MARKET PULSE – Population count shows more births, fewer deaths
Don Fenley
There was a subtle, but significant, change in the Census Bureau’s latest local population estimates. It wasn’t so much about the Tri-Cities region’s growth rate. As expected, nine of the region’s primary counties saw a population increase. Five counties – all in SW VA – lost population.
The change came in what’s called the components of population change. But it wasn’t about net migration, which controls the region’s population. The number of newcomers is the population driver because more locals die each year than those who are born. There’s also a bunch of people – mostly college graduates – who leave the region every year.
It’s been that way for quite a while, but it’s one of those things that produces notable change so slowly it got little attention until a couple years ago.
So, what was the change?
Region wide, there was a tiny increase in the number of births, and the death rate decreased in all but one of the region’s core jurisdictions.
Before anyone gets too excited, the increase in births was small – very small. During 2023, there were 5,508 births, up one from the previous year. But it was the second straight year the number increased. During 2022, there were 150 more births than the previous year. And according to the Census, births increased in 19 sates – mostly in the South.
Births typically increase when there’s optimism about the economy, which fits with the local numbers. Births peaked at 5,923 in 2013. Since then, the trend receded – until 2023. Locals can gripe about higher home prices, much higher rents, and the cost of food and services, but their spending continues at a good clip. In fact, local consumer spending props up an increased part of the local economy.
These small increases in the birth rate are not enough to be a population driver because their first cousin in the natural population gain formula – the death rate – is still higher. But there’s also a change in it. The biggest birth increase was in Greene Co., up six from the previous year.

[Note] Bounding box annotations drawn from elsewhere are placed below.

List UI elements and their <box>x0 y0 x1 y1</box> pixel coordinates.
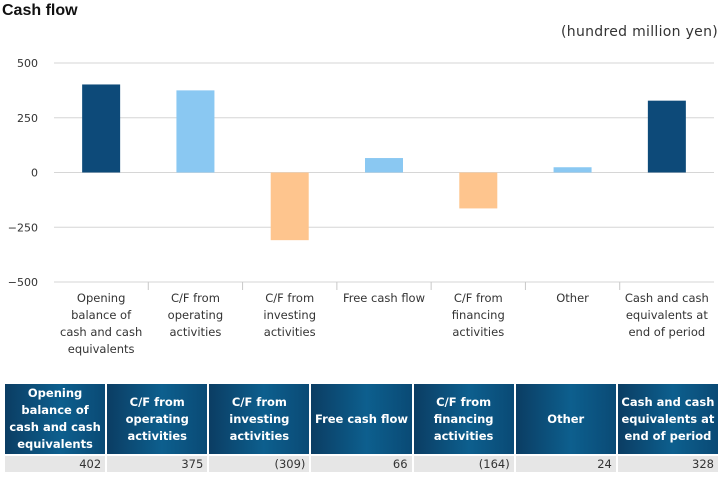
y-tick-label: 250 <box>17 112 38 125</box>
table-header-row: Opening balance of cash and cash equival… <box>5 384 718 454</box>
grid-layer <box>54 62 714 290</box>
bar <box>176 90 215 173</box>
x-tick-label: Cash and cash equivalents at end of peri… <box>624 291 709 339</box>
y-tick-label: −250 <box>8 221 38 234</box>
table-header: C/F from financing activities <box>413 384 514 454</box>
bar <box>365 158 403 173</box>
table-cell: 328 <box>617 454 718 472</box>
x-tick-label: Opening balance of cash and cash equival… <box>60 291 143 356</box>
y-tick-label: −500 <box>8 276 38 289</box>
data-table: Opening balance of cash and cash equival… <box>3 384 720 472</box>
bar <box>82 84 121 173</box>
bar-chart: 500 250 0 −250 −500 <box>8 57 714 290</box>
bar <box>647 100 686 173</box>
table-header: Free cash flow <box>311 384 412 454</box>
table-header: Cash and cash equivalents at end of peri… <box>617 384 718 454</box>
x-tick-label: Free cash flow <box>342 291 426 305</box>
x-tick-label: C/F from financing activities <box>451 291 505 339</box>
unit-label: (hundred million yen) <box>561 24 718 40</box>
table-cell: 375 <box>107 454 208 472</box>
bar <box>553 167 592 173</box>
table-header: C/F from operating activities <box>107 384 208 454</box>
table-row: 402 375 (309) 66 (164) 24 328 <box>5 454 718 472</box>
table-cell: (309) <box>209 454 310 472</box>
chart-title: Cash flow <box>2 2 78 19</box>
table-header: Opening balance of cash and cash equival… <box>5 384 106 454</box>
bar <box>459 172 498 209</box>
table-cell: (164) <box>413 454 514 472</box>
table-cell: 24 <box>515 454 616 472</box>
x-tick-label: C/F from investing activities <box>263 291 317 339</box>
x-tick-label: Other <box>556 291 589 305</box>
y-axis: 500 250 0 −250 −500 <box>8 57 38 289</box>
table-cell: 66 <box>311 454 412 472</box>
bar <box>270 172 309 241</box>
bar-layer <box>82 84 686 241</box>
y-tick-label: 500 <box>17 57 38 70</box>
table-header: Other <box>515 384 616 454</box>
x-tick-label: C/F from operating activities <box>167 291 224 339</box>
y-tick-label: 0 <box>31 167 38 180</box>
table-cell: 402 <box>5 454 106 472</box>
table-header: C/F from investing activities <box>209 384 310 454</box>
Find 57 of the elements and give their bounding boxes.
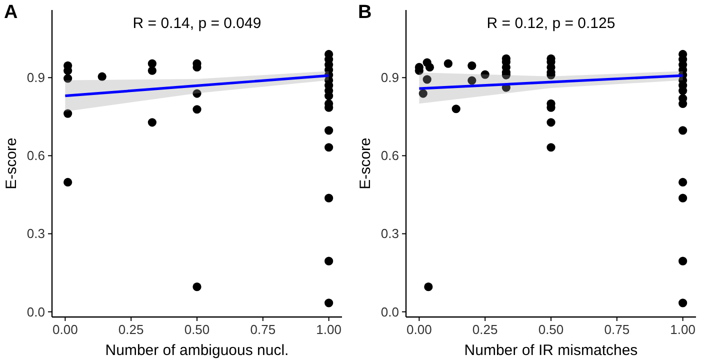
point (678, 298, 688, 308)
x-axis-title: Number of IR mismatches (464, 342, 638, 359)
x-tick-label: 0.00 (406, 322, 432, 337)
x-tick-label: 0.75 (604, 322, 630, 337)
y-tick-label: 0.9 (380, 70, 399, 86)
y-tick-label: 0.3 (26, 226, 45, 242)
y-tick-label: 0.0 (26, 304, 45, 320)
y-tick-label: 0.3 (380, 226, 399, 242)
point (424, 282, 433, 292)
y-axis-title: E-score (357, 138, 374, 190)
point (98, 72, 106, 81)
chart-title: B (358, 2, 372, 23)
point (324, 143, 334, 152)
point (422, 75, 432, 84)
annotation: R = 0.12, p = 0.125 (486, 15, 616, 32)
point (64, 109, 72, 118)
annotation: R = 0.14, p = 0.049 (132, 15, 262, 32)
point (64, 74, 72, 83)
y-tick-label: 0.6 (26, 148, 45, 164)
point (192, 105, 202, 114)
point (678, 126, 688, 135)
point (546, 118, 556, 127)
point (324, 194, 334, 202)
point (452, 104, 460, 114)
point (324, 126, 334, 135)
x-tick-label: 0.25 (118, 322, 144, 337)
point (468, 61, 476, 70)
x-tick-label: 0.25 (472, 322, 498, 337)
point (148, 66, 156, 75)
y-tick-label: 0.6 (380, 148, 399, 164)
x-tick-label: 1.00 (670, 322, 696, 337)
chart-title: A (4, 2, 18, 23)
point (480, 70, 490, 79)
x-axis-title: Number of ambiguous nucl. (105, 342, 289, 359)
x-tick-label: 0.00 (52, 322, 78, 337)
y-axis-title: E-score (3, 138, 20, 190)
y-tick-label: 0.0 (380, 304, 399, 320)
x-tick-label: 0.75 (250, 322, 276, 337)
point (64, 178, 72, 187)
point (678, 256, 688, 266)
point (148, 59, 156, 68)
point (192, 89, 202, 98)
point (324, 298, 334, 308)
point (324, 256, 334, 266)
point (468, 76, 476, 85)
point (418, 89, 428, 98)
point (444, 59, 452, 68)
point (546, 143, 556, 152)
point (678, 178, 688, 187)
x-tick-label: 0.50 (538, 322, 564, 337)
point (192, 282, 202, 292)
x-tick-label: 0.50 (184, 322, 210, 337)
point (425, 62, 434, 72)
y-tick-label: 0.9 (26, 70, 45, 86)
point (678, 194, 688, 202)
x-tick-label: 1.00 (316, 322, 342, 337)
point (148, 118, 156, 127)
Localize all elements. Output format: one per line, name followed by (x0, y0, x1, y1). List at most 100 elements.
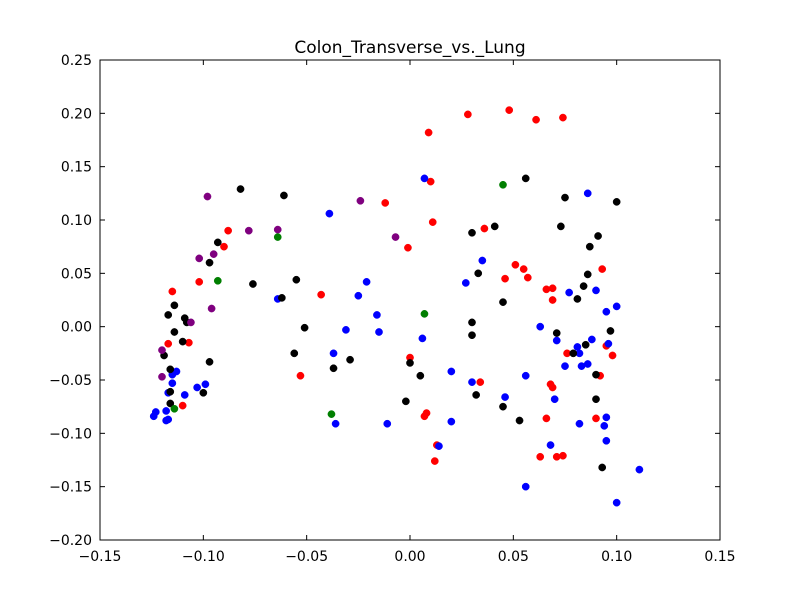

While there were 266 more deaths region wide in the last count, but it was a decrease from the previous year.
Just like the fertility rate driver, the reasons for fewer deaths are varied. A big reason is we’re past the big part of the Covid-19 deaths. But according to the Bureau of Economic Research, fewer deaths are increasingly more about medical care, including high-tech medical treatment, and not to social or economic improvements.
Sullivan Co. had the biggest decease in the number of deaths, down 394 from the previous year.